The US has an enormous safety net. What are you referring to? On total net social spending, the US ranks just below France at the very top in the OECD, with 30% of all economic output directed at that. For comparison, Sweden and the UK are at 24%. For strictly public-based social spending, the US is ranked with New Zealand and just below the UK, and ahead of Canada and Australia.

On strictly public social welfare spending as a share of the economy, the US ranks in front of: Canada, Australia, Iceland, Netherlands, Israel, Switzerland, Ireland.

At the rate US public social welfare spending is increasing, it'll surpass the UK and Japan in the coming decade.

Most of the total governmental budget in the US (local, state, federal) goes to its various social programs whether entitlements or traditional welfare state spending. For one increasingly large example, the huge entitlement programs in the US involve very large welfare funds transfers to prop up the social safety nets.

Just the taxpayer funded healthcare systems for free healthcare services (mostly for the poor and disabled) in the US cost $700-$800 billion now when all levels of spending are accounted for.

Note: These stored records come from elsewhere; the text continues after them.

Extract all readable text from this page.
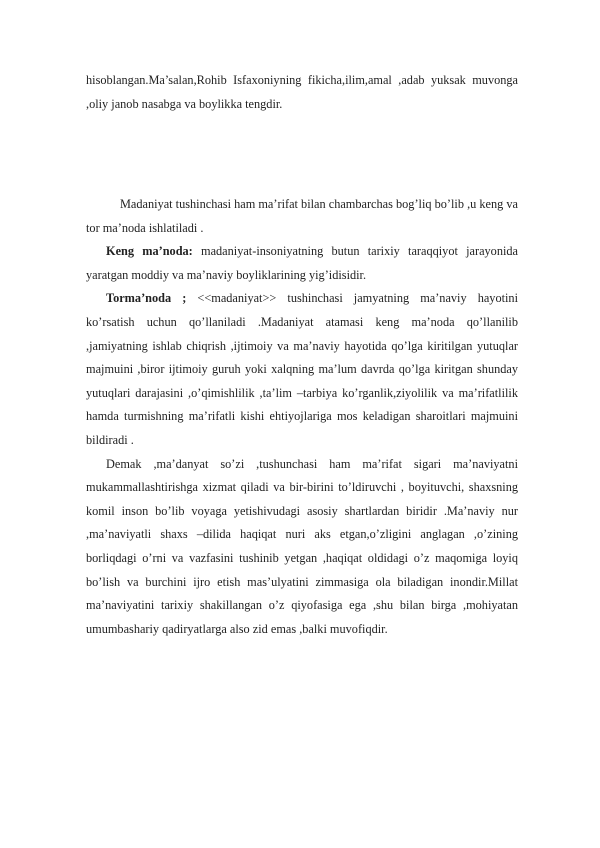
hisoblangan.Ma’salan,Rohib Isfaxoniyning fikicha,ilim,amal ,adab yuksak muvonga ,oliy janob nasabga va boylikka tengdir.

Madaniyat tushinchasi ham ma’rifat bilan chambarchas bog’liq bo’lib ,u keng va tor ma’noda ishlatiladi .

Keng ma’noda: madaniyat-insoniyatning butun tarixiy taraqqiyot jarayonida yaratgan moddiy va ma’naviy boyliklarining yig’idisidir.

Torma’noda ; <<madaniyat>> tushinchasi jamyatning ma’naviy hayotini ko’rsatish uchun qo’llaniladi .Madaniyat atamasi keng ma’noda qo’llanilib ,jamiyatning ishlab chiqrish ,ijtimoiy va ma’naviy hayotida qo’lga kiritilgan yutuqlar majmuini ,biror ijtimoiy guruh yoki xalqning ma’lum davrda qo’lga kiritgan shunday yutuqlari darajasini ,o’qimishlilik ,ta’lim –tarbiya ko’rganlik,ziyolilik va ma’rifatlilik hamda turmishning ma’rifatli kishi ehtiyojlariga mos keladigan sharoitlari majmuini bildiradi .

Demak ,ma’danyat so’zi ,tushunchasi ham ma’rifat sigari ma’naviyatni mukammallashtirishga xizmat qiladi va bir-birini to’ldiruvchi , boyituvchi, shaxsning komil inson bo’lib voyaga yetishivudagi asosiy shartlardan biridir .Ma’naviy nur ,ma’naviyatli shaxs –dilida haqiqat nuri aks etgan,o’zligini anglagan ,o’zining borliqdagi o’rni va vazfasini tushinib yetgan ,haqiqat oldidagi o’z maqomiga loyiq bo’lish va burchini ijro etish mas’ulyatini zimmasiga ola biladigan inondir.Millat ma’naviyatini tarixiy shakillangan o’z qiyofasiga ega ,shu bilan birga ,mohiyatan umumbashariy qadiryatlarga also zid emas ,balki muvofiqdir.
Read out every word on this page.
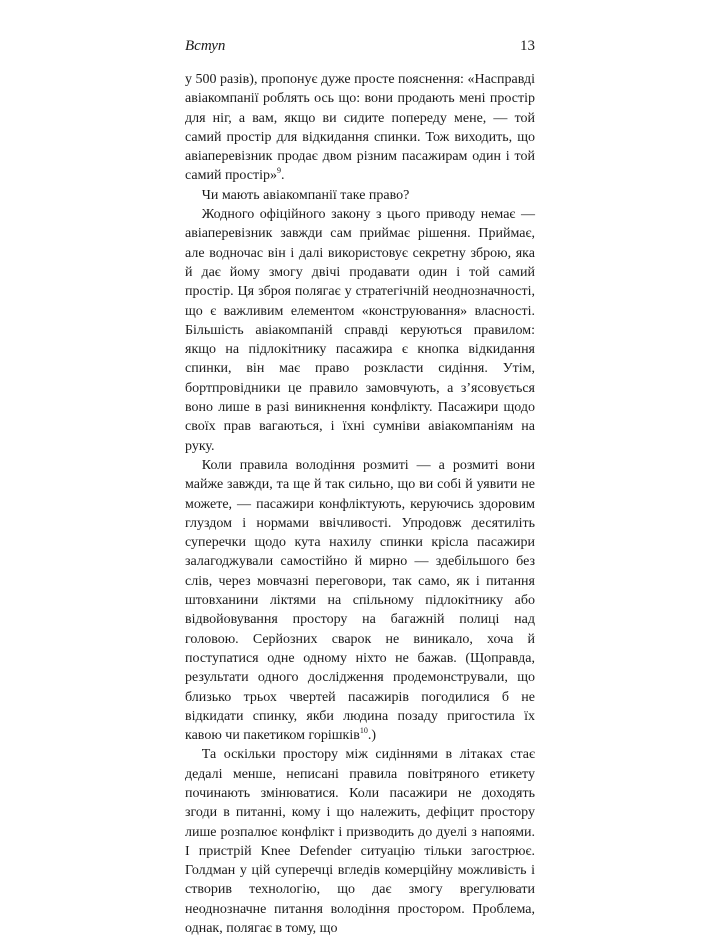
Вступ	13

у 500 разів), пропонує дуже просте пояснення: «Насправді авіакомпанії роблять ось що: вони продають мені простір для ніг, а вам, якщо ви сидите попереду мене, — той самий простір для відкидання спинки. Тож виходить, що авіаперевізник продає двом різним пасажирам один і той самий простір»$^9$.

Чи мають авіакомпанії таке право?

Жодного офіційного закону з цього приводу немає — авіаперевізник завжди сам приймає рішення. Приймає, але водночас він і далі використовує секретну зброю, яка й дає йому змогу двічі продавати один і той самий простір. Ця зброя полягає у стратегічній неоднозначності, що є важливим елементом «конструювання» власності. Більшість авіакомпаній справді керуються правилом: якщо на підлокітнику пасажира є кнопка відкидання спинки, він має право розкласти сидіння. Утім, бортпровідники це правило замовчують, а з’ясовується воно лише в разі виникнення конфлікту. Пасажири щодо своїх прав вагаються, і їхні сумніви авіакомпаніям на руку.

Коли правила володіння розмиті — а розмиті вони майже завжди, та ще й так сильно, що ви собі й уявити не можете, — пасажири конфліктують, керуючись здоровим глуздом і нормами ввічливості. Упродовж десятиліть суперечки щодо кута нахилу спинки крісла пасажири залагоджували самостійно й мирно — здебільшого без слів, через мовчазні переговори, так само, як і питання штовханини ліктями на спільному підлокітнику або відвойовування простору на багажній полиці над головою. Серйозних сварок не виникало, хоча й поступатися одне одному ніхто не бажав. (Щоправда, результати одного дослідження продемонстрували, що близько трьох чвертей пасажирів погодилися б не відкидати спинку, якби людина позаду пригостила їх кавою чи пакетиком горішків$^{10}$.)

Та оскільки простору між сидіннями в літаках стає дедалі менше, неписані правила повітряного етикету починають змінюватися. Коли пасажири не доходять згоди в питанні, кому і що належить, дефіцит простору лише розпалює конфлікт і призводить до дуелі з напоями. І пристрій Knee Defender ситуацію тільки загострює. Голдман у цій суперечці вгледів комерційну можливість і створив технологію, що дає змогу врегулювати неоднозначне питання володіння простором. Проблема, однак, полягає в тому, що
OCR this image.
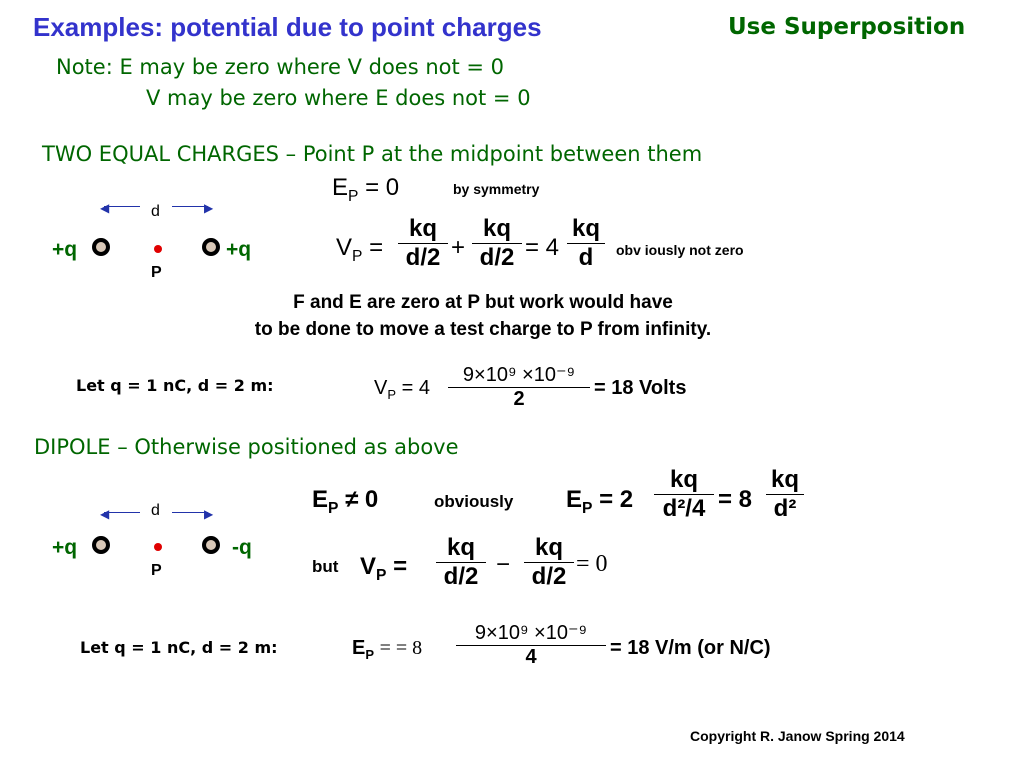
Examples: potential due to point charges	Use Superposition
Note: E may be zero where V does not = 0
V may be zero where E does not = 0
TWO EQUAL CHARGES – Point P at the midpoint between them
$E_P = 0$	by symmetry
◀	▶
d
+q	+q
P
$V_P$ =
kq
d/2 +
kq
d/2 = 4
kq
d obv iously not zero
F and E are zero at P but work would have
to be done to move a test charge to P from infinity.
Let q = 1 nC, d = 2 m:	$V_P = 4$
9×10⁹ ×10⁻⁹
2	= 18 Volts
DIPOLE – Otherwise positioned as above
$E_P \ne 0$	obviously $E_P = 2$
kq
d²/4 = 8
kq
d²
◀	▶
d
+q	-q
P	but $V_P$ =
kq
d/2 −
kq
d/2 = 0
Let q = 1 nC, d = 2 m:	$E_P$ = = 8
9×10⁹ ×10⁻⁹
4	= 18 V/m (or N/C)
Copyright R. Janow Spring 2014
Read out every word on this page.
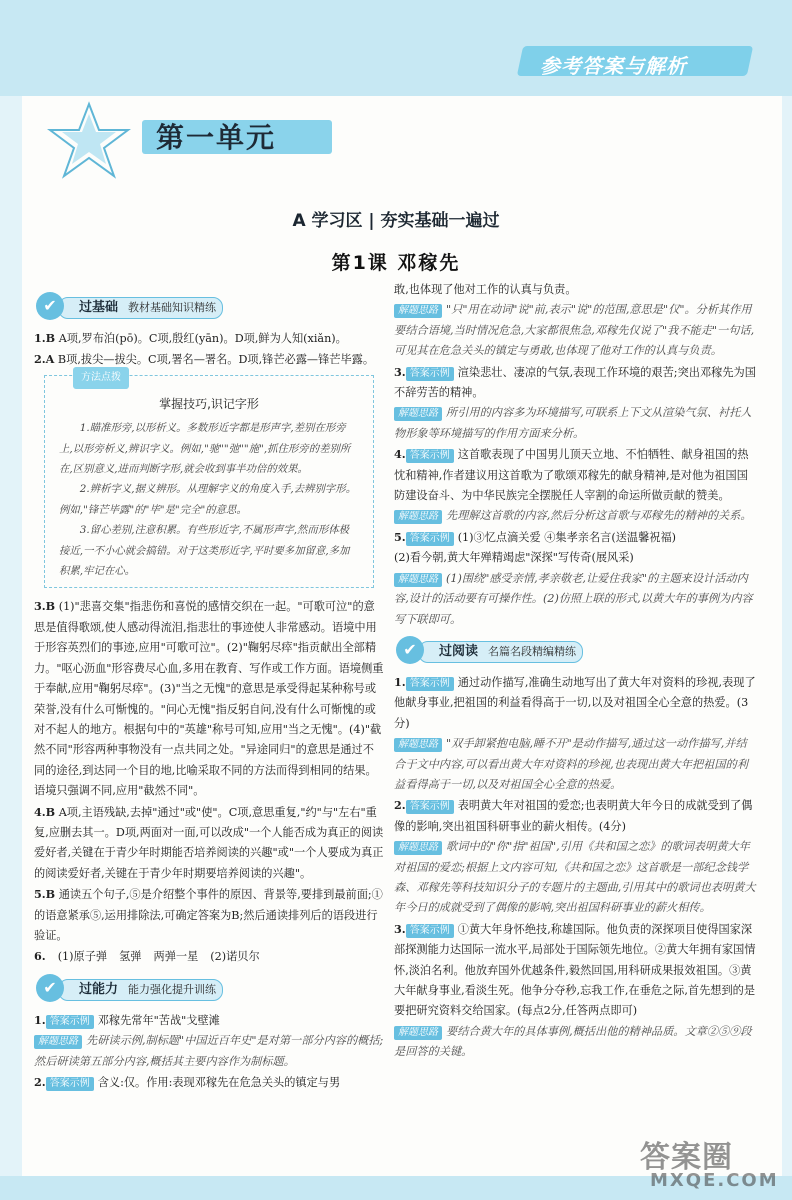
参考答案与解析
第一单元
A 学习区 | 夯实基础一遍过
第1课 邓稼先
过基础 教材基础知识精练
✔

1.B A项,罗布泊(pō)。C项,殷红(yān)。D项,鲜为人知(xiǎn)。

2.A B项,拔尖—拔尖。C项,署名—署名。D项,锋芒必露—锋芒毕露。

方法点拨
掌握技巧,识记字形

1.瞄准形旁,以形析义。多数形近字都是形声字,差别在形旁上,以形旁析义,辨识字义。例如,"驰""弛""施",抓住形旁的差别所在,区别意义,进而判断字形,就会收到事半功倍的效果。

2.辨析字义,据义辨形。从理解字义的角度入手,去辨别字形。例如,"锋芒毕露"的"毕"是"完全"的意思。

3.留心差别,注意积累。有些形近字,不属形声字,然而形体极接近,一不小心就会搞错。对于这类形近字,平时要多加留意,多加积累,牢记在心。

3.B (1)"悲喜交集"指悲伤和喜悦的感情交织在一起。"可歌可泣"的意思是值得歌颂,使人感动得流泪,指悲壮的事迹使人非常感动。语境中用于形容英烈们的事迹,应用"可歌可泣"。(2)"鞠躬尽瘁"指贡献出全部精力。"呕心沥血"形容费尽心血,多用在教育、写作或工作方面。语境侧重于奉献,应用"鞠躬尽瘁"。(3)"当之无愧"的意思是承受得起某种称号或荣誉,没有什么可惭愧的。"问心无愧"指反躬自问,没有什么可惭愧的或对不起人的地方。根据句中的"英雄"称号可知,应用"当之无愧"。(4)"截然不同"形容两种事物没有一点共同之处。"异途同归"的意思是通过不同的途径,到达同一个目的地,比喻采取不同的方法而得到相同的结果。语境只强调不同,应用"截然不同"。

4.B A项,主语残缺,去掉"通过"或"使"。C项,意思重复,"约"与"左右"重复,应删去其一。D项,两面对一面,可以改成"一个人能否成为真正的阅读爱好者,关键在于青少年时期能否培养阅读的兴趣"或"一个人要成为真正的阅读爱好者,关键在于青少年时期要培养阅读的兴趣"。

5.B 通读五个句子,⑤是介绍整个事件的原因、背景等,要排到最前面;①的语意紧承⑤,运用排除法,可确定答案为B;然后通读排列后的语段进行验证。

6. (1)原子弹 氢弹 两弹一星 (2)诺贝尔

过能力 能力强化提升训练
✔

1. 答案示例 邓稼先常年"苦战"戈壁滩

解题思路 先研读示例,制标题"中国近百年史"是对第一部分内容的概括;然后研读第五部分内容,概括其主要内容作为制标题。

2. 答案示例 含义:仅。作用:表现邓稼先在危急关头的镇定与男

敢,也体现了他对工作的认真与负责。

解题思路 "只"用在动词"说"前,表示"说"的范围,意思是"仅"。分析其作用要结合语境,当时情况危急,大家都很焦急,邓稼先仅说了"我不能走"一句话,可见其在危急关头的镇定与勇敢,也体现了他对工作的认真与负责。

3. 答案示例 渲染悲壮、凄凉的气氛,表现工作环境的艰苦;突出邓稼先为国不辞劳苦的精神。

解题思路 所引用的内容多为环境描写,可联系上下文从渲染气氛、衬托人物形象等环境描写的作用方面来分析。

4. 答案示例 这首歌表现了中国男儿顶天立地、不怕牺牲、献身祖国的热忱和精神,作者建议用这首歌为了歌颂邓稼先的献身精神,是对他为祖国国防建设奋斗、为中华民族完全摆脱任人宰割的命运所做贡献的赞美。

解题思路 先理解这首歌的内容,然后分析这首歌与邓稼先的精神的关系。

5. 答案示例 (1)③忆点滴关爱 ④集孝亲名言(送温馨祝福)

(2)看今朝,黄大年殚精竭虑"深探"写传奇(展风采)

解题思路 (1)围绕"感受亲情,孝亲敬老,让爱住我家"的主题来设计活动内容,设计的活动要有可操作性。(2)仿照上联的形式,以黄大年的事例为内容写下联即可。

过阅读 名篇名段精编精练
✔

1. 答案示例 通过动作描写,准确生动地写出了黄大年对资料的珍视,表现了他献身事业,把祖国的利益看得高于一切,以及对祖国全心全意的热爱。(3分)

解题思路 "双手卸紧抱电脑,睡不开"是动作描写,通过这一动作描写,并结合于文中内容,可以看出黄大年对资料的珍视,也表现出黄大年把祖国的利益看得高于一切,以及对祖国全心全意的热爱。

2. 答案示例 表明黄大年对祖国的爱恋;也表明黄大年今日的成就受到了偶像的影响,突出祖国科研事业的薪火相传。(4分)

解题思路 歌词中的"你"指"祖国",引用《共和国之恋》的歌词表明黄大年对祖国的爱恋;根据上文内容可知,《共和国之恋》这首歌是一部纪念钱学森、邓稼先等科技知识分子的专题片的主题曲,引用其中的歌词也表明黄大年今日的成就受到了偶像的影响,突出祖国科研事业的薪火相传。

3. 答案示例 ①黄大年身怀绝技,称雄国际。他负责的深探项目使得国家深部探测能力达国际一流水平,局部处于国际领先地位。②黄大年拥有家国情怀,淡泊名利。他放弃国外优越条件,毅然回国,用科研成果报效祖国。③黄大年献身事业,看淡生死。他争分夺秒,忘我工作,在垂危之际,首先想到的是要把研究资料交给国家。(每点2分,任答两点即可)

解题思路 要结合黄大年的具体事例,概括出他的精神品质。文章②⑤⑨段是回答的关键。

答案圈
MXQE.COM
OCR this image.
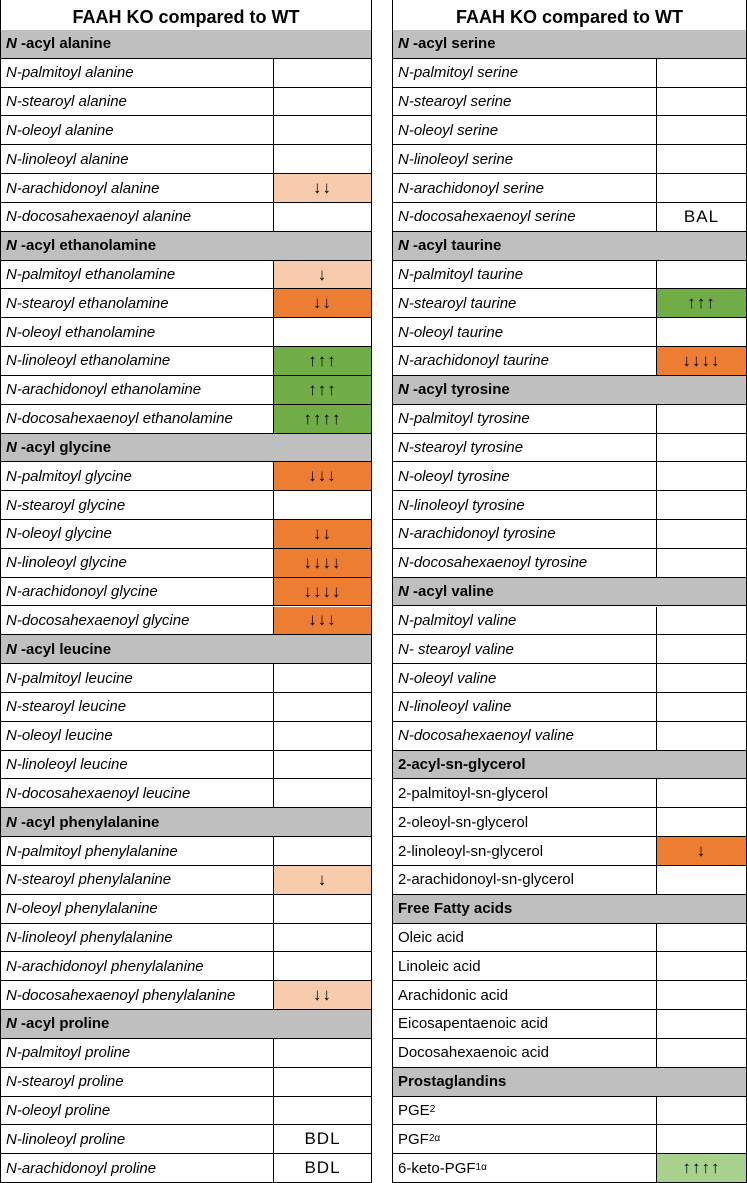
FAAH KO compared to WT
N -acyl alanine
N-palmitoyl alanine
N-stearoyl alanine
N-oleoyl alanine
N-linoleoyl alanine
N-arachidonoyl alanine	↓↓
N-docosahexaenoyl alanine
N -acyl ethanolamine
N-palmitoyl ethanolamine	↓
N-stearoyl ethanolamine	↓↓
N-oleoyl ethanolamine
N-linoleoyl ethanolamine	↑↑↑
N-arachidonoyl ethanolamine	↑↑↑
N-docosahexaenoyl ethanolamine	↑↑↑↑
N -acyl glycine
N-palmitoyl glycine	↓↓↓
N-stearoyl glycine
N-oleoyl glycine	↓↓
N-linoleoyl glycine	↓↓↓↓
N-arachidonoyl glycine	↓↓↓↓
N-docosahexaenoyl glycine	↓↓↓
N -acyl leucine
N-palmitoyl leucine
N-stearoyl leucine
N-oleoyl leucine
N-linoleoyl leucine
N-docosahexaenoyl leucine
N -acyl phenylalanine
N-palmitoyl phenylalanine
N-stearoyl phenylalanine	↓
N-oleoyl phenylalanine
N-linoleoyl phenylalanine
N-arachidonoyl phenylalanine
N-docosahexaenoyl phenylalanine	↓↓
N -acyl proline
N-palmitoyl proline
N-stearoyl proline
N-oleoyl proline
N-linoleoyl proline	BDL
N-arachidonoyl proline	BDL
FAAH KO compared to WT
N -acyl serine
N-palmitoyl serine
N-stearoyl serine
N-oleoyl serine
N-linoleoyl serine
N-arachidonoyl serine
N-docosahexaenoyl serine	BAL
N -acyl taurine
N-palmitoyl taurine
N-stearoyl taurine	↑↑↑
N-oleoyl taurine
N-arachidonoyl taurine	↓↓↓↓
N -acyl tyrosine
N-palmitoyl tyrosine
N-stearoyl tyrosine
N-oleoyl tyrosine
N-linoleoyl tyrosine
N-arachidonoyl tyrosine
N-docosahexaenoyl tyrosine
N -acyl valine
N-palmitoyl valine
N- stearoyl valine
N-oleoyl valine
N-linoleoyl valine
N-docosahexaenoyl valine
2-acyl-sn-glycerol
2-palmitoyl-sn-glycerol
2-oleoyl-sn-glycerol
2-linoleoyl-sn-glycerol	↓
2-arachidonoyl-sn-glycerol
Free Fatty acids
Oleic acid
Linoleic acid
Arachidonic acid
Eicosapentaenoic acid
Docosahexaenoic acid
Prostaglandins
PGE 2
PGF 2α
6-keto-PGF 1α	↑↑↑↑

$7.6 trillion in total government spending. Roughly 3/4 of that is social program spending directed at various safety nets.

The US increased its Federal budget by 9% most recently. That's something like a $330-$350 billion increase in one year, at just the Federal level. The vast majority of that is social safety net spending increases.

While most developed nations are aggressively restraining their welfare states at this point due to cost, the US continues to expand its welfare state (thus the permanent near trillion dollar budget deficits that are looming, of which ~20% is excessive military spending and ~10% is recent tax cuts (some of which resets), the rest, roughly 70%, is to fund social programs).

The myth that the US doesn't have any social safety net really needs to die given the trillions of dollars the US spends every year on it.

You can scream that the US spends trillions on safety nets until you are blue in the face (Or until they line us up against the wall). In reality, unless you make less than $17500 or are older than 65, you don't really feel any of it. When Americans travel or talk to Europeans they learn that our health care, college, worker protections and consumer protections are absolute shit in comparison. This leads to wanting to change the system to work for us... Not focusing on how much we already spend. If anything, the fact that we spend so much on social programs per capita is great news, because a lot of the money is already there.